Deutsche C-Promis schwärmen öffentlich von ihrem neuen Leben in Dubai. Menschenre­chtler und sogar die Töchter des Emirs zeichnen ein ganz anderes Bild

- VON THOMAS SEIBERT UND SARAH RITSCHEL

Dubai Luxuriöse Villen, exklusive Clubs, Feuerwerk vor Wolkenkrat­zern – und erst dieses Licht! Deutsche Influencer wie Sarah Harrison, Sami Slimani oder Fiona Erdmann feiern Dubai wie das Paradies auf Erden – und Millionen Follower schauen in ihren Videos zu.
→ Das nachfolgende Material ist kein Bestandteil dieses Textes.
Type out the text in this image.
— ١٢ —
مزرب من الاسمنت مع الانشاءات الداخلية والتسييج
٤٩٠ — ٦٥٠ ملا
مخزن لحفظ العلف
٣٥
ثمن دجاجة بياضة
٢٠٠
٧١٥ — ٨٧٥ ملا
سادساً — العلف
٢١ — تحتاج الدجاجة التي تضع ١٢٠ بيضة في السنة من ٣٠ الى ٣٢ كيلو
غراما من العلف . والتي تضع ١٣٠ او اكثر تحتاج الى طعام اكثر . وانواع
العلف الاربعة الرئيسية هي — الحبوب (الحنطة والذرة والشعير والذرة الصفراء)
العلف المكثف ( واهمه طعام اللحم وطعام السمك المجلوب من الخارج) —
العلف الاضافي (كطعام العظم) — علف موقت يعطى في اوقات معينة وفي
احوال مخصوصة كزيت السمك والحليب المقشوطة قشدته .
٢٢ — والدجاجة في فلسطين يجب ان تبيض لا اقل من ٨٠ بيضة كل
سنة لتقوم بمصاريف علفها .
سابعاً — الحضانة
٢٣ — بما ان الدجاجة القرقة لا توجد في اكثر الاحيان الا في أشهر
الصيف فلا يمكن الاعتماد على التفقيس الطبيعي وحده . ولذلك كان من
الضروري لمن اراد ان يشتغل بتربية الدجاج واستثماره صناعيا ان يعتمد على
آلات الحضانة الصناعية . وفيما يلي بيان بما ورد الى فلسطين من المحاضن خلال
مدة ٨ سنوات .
Doch es gibt auch ein anderes Video. Eines, das maximal anders ist als die sonnigen Party-Beiträge der Instagramm­er. Es ist der Hilfeschre­i von Prinzessin Latifa, Tochter des milliarden­schweren Dubaier Emirs Mohammed bin Raschid al-Maktum. Und es zeigt, wie bizarr die Realität im Wüstenemir­at sich von dem Bild unterschei­det, das willfährig­e deutsche C-Promis wie Marcus von Anhalt in die Welt hinausschi­cken.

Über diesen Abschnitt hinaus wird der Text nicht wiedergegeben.